A run represents one end-to-end execution of a flow. You create a run by calling failpath.run() with the flow’s slug and a runId that uniquely identifies this execution.
const run = failpath.run("checkout", { runId: requestId });
The first argument — "checkout" — must match the flow.slug from your .failpath/flows.json. The runId ties all of the step events for this execution together on the dashboard. Use the natural identifier already available in your application: a request ID, a job ID, or a webhook delivery ID all work well. A run object is lightweight — creating it does not send any events. Events are only sent when you call run.step() or run.skip().

Steps

A step is a named unit of work within a run. You instrument a step by wrapping your business logic in run.step(), passing the step’s sdkStepKey from flows.json as the first argument.
await run.step("validate-cart", async () => {
  return validateCart();
});
When run.step() executes:
1

running event sent

Before your function is called, Failpath sends a running event for this step to the dashboard.
2

Your function runs

The wrapped function executes normally. Its return value is passed through so you can use it in subsequent steps.
3

success or error event sent

If the function resolves, Failpath sends a success event.
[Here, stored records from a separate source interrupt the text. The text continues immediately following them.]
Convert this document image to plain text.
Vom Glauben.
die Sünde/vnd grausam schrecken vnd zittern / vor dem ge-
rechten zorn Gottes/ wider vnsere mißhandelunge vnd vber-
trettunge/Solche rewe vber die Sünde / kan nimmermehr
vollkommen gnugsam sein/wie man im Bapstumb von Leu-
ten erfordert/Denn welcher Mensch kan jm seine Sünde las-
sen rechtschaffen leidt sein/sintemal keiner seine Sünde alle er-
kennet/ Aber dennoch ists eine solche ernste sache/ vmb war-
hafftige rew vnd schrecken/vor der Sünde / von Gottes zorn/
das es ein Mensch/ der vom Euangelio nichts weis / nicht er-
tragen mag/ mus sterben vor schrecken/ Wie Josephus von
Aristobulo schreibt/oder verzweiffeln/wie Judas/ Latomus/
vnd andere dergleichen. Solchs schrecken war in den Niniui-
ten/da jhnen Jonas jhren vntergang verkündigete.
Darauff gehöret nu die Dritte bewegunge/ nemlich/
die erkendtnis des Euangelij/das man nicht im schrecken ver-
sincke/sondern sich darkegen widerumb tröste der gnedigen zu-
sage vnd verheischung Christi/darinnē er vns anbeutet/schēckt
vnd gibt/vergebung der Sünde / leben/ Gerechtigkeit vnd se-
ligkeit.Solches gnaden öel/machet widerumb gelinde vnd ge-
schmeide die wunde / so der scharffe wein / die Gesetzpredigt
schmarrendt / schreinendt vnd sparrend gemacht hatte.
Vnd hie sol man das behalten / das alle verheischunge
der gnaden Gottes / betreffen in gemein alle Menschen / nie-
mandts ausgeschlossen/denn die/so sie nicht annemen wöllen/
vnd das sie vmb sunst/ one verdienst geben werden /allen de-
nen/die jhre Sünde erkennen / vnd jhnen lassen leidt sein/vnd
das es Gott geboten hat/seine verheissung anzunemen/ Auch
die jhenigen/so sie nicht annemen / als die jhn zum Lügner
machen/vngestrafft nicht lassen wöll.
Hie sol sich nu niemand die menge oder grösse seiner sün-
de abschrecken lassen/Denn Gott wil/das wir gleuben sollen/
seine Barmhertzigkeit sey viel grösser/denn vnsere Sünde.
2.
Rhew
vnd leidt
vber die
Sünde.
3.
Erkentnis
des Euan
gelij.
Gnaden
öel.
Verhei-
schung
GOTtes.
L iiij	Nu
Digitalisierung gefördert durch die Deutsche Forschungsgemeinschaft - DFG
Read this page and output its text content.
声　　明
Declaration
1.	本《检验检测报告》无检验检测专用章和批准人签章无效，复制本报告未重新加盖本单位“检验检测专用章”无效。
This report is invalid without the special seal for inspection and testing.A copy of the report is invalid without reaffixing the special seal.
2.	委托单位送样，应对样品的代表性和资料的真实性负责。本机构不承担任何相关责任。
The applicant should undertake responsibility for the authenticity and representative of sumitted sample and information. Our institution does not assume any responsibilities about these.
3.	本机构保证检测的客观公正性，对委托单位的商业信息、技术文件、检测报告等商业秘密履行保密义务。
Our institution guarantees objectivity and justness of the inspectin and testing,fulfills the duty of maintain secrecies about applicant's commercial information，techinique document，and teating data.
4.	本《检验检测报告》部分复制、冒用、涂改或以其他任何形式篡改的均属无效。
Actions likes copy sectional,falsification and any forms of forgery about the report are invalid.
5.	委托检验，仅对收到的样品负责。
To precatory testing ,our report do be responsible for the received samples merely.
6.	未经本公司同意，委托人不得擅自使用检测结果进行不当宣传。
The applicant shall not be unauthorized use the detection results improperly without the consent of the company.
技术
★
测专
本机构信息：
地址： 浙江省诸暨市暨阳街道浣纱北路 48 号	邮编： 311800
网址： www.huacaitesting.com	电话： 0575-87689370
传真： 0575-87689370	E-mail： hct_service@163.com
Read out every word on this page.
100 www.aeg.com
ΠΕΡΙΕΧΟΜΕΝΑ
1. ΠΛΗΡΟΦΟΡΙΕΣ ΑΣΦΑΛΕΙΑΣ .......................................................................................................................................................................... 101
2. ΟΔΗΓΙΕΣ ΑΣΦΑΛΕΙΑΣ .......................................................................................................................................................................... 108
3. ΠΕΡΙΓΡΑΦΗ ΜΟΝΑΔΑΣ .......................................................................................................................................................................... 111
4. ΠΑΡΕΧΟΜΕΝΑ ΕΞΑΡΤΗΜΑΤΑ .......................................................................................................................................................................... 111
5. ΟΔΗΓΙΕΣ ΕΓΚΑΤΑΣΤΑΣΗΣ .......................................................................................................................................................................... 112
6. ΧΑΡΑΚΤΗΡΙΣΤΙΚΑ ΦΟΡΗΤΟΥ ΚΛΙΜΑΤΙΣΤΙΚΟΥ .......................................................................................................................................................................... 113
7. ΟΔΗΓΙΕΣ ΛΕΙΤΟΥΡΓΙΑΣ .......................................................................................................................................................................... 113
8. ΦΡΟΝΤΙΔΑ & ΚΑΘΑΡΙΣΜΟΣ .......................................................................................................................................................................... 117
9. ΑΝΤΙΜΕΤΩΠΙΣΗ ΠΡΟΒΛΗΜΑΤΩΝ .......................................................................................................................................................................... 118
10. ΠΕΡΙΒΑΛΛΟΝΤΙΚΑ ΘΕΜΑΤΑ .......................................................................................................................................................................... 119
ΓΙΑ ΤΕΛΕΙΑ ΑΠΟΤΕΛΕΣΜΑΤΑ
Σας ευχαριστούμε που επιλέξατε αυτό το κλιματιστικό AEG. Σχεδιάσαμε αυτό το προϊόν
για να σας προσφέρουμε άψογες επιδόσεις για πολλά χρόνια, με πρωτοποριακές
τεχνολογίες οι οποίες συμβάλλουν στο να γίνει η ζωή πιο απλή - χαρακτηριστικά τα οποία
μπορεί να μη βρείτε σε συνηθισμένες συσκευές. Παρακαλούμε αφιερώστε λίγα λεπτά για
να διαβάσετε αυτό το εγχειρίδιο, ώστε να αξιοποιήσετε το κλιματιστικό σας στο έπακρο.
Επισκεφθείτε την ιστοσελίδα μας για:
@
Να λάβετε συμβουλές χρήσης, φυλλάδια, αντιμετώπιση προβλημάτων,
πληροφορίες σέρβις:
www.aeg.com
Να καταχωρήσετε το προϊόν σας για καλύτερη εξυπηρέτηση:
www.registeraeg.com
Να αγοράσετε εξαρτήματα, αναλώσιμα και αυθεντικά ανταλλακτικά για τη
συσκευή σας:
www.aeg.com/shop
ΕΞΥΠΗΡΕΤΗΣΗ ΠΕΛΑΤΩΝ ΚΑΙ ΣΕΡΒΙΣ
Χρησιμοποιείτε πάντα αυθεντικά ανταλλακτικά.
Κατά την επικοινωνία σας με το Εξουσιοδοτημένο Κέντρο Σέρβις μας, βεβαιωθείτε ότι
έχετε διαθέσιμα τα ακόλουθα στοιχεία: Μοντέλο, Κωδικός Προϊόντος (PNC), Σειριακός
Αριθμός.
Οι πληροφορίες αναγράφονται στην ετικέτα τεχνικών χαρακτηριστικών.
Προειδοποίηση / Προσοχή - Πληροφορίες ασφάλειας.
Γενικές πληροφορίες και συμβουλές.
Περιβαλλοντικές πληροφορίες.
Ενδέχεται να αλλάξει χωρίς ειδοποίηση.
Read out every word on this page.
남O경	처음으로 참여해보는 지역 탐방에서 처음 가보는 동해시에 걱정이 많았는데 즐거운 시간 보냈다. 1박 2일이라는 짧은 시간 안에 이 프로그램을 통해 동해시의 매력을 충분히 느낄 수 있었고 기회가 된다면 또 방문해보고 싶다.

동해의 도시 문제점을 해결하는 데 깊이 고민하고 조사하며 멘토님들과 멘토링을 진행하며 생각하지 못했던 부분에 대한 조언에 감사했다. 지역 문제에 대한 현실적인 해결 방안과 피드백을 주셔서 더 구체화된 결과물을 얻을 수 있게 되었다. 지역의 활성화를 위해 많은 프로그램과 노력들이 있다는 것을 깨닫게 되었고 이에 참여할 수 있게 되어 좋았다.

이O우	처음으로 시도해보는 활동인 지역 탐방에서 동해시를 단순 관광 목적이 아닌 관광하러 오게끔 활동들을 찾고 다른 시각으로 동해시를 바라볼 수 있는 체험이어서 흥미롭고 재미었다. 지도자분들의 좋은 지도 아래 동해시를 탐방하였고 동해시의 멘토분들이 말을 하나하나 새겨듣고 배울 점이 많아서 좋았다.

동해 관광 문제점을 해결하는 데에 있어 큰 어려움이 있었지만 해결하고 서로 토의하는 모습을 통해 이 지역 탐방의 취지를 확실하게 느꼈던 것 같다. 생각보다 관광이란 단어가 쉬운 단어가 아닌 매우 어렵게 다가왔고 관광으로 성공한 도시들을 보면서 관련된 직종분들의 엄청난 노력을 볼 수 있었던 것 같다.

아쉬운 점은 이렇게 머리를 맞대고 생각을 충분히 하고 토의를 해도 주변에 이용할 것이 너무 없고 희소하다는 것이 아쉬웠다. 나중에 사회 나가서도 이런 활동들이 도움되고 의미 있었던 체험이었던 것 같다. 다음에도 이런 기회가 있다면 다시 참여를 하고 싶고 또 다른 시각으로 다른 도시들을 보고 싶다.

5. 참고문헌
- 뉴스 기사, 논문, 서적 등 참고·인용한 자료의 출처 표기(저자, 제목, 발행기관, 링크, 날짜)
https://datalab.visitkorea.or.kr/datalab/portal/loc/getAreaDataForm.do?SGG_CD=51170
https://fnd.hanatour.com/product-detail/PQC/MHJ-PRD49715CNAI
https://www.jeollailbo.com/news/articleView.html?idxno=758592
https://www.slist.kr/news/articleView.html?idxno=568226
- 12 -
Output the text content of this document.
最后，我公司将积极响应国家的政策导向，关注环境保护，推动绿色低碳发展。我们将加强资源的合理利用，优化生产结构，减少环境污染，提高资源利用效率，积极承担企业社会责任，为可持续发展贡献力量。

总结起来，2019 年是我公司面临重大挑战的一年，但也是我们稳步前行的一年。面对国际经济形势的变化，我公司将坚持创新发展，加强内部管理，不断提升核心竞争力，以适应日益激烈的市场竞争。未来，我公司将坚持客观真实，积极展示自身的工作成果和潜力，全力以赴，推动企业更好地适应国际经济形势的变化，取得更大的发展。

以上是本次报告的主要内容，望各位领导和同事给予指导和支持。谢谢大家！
If it throws, Failpath sends an error event and rethrows the original error so your application continues to behave as expected.

Skipping steps

Not every step in a flow runs on every execution. When a step is intentionally not executed in a particular run, call run.skip() so the dashboard can show it as skipped rather than missing.
await run.skip("send-receipt-email");
This sends a skip signal for that step without calling any function. Use it for conditional branches where a step legitimately does not apply to this run.

Recording steps manually

When you cannot wrap a function directly — for example, a step that runs in a separate service, a third-party callback, or an out-of-band process — use failpath.recordStep() to send an event manually instead of using run.step().
await failpath.recordStep({
  flowKey: "checkout",
  runId: "req_123",
  stepKey: "send-receipt-email",
  status: "success",
});
Pass the flow’s flow.slug as flowKey, the same runId you use for the rest of the run, the step’s sdkStepKey as stepKey, and one of "running", "success", or "error" as status. This lets you fill in parts of a flow that the SDK cannot instrument automatically so the dashboard graph shows the full picture.

Best practices

Wrap business steps

Instrument the meaningful stages of your process — charge a card, send an email, update an order — not low-level helpers or individual database calls. Steps should map to the nodes visible on your flow graph.

Let errors bubble

You do not need to catch errors inside a step() callback. The SDK records the error event and rethrows the original error automatically, so your existing error handling stays intact.
Reuse one runId for every step in the same request, job, or webhook. If you create multiple run objects with different runId values for the same execution, Failpath will record them as separate runs and the steps will not appear together on the dashboard.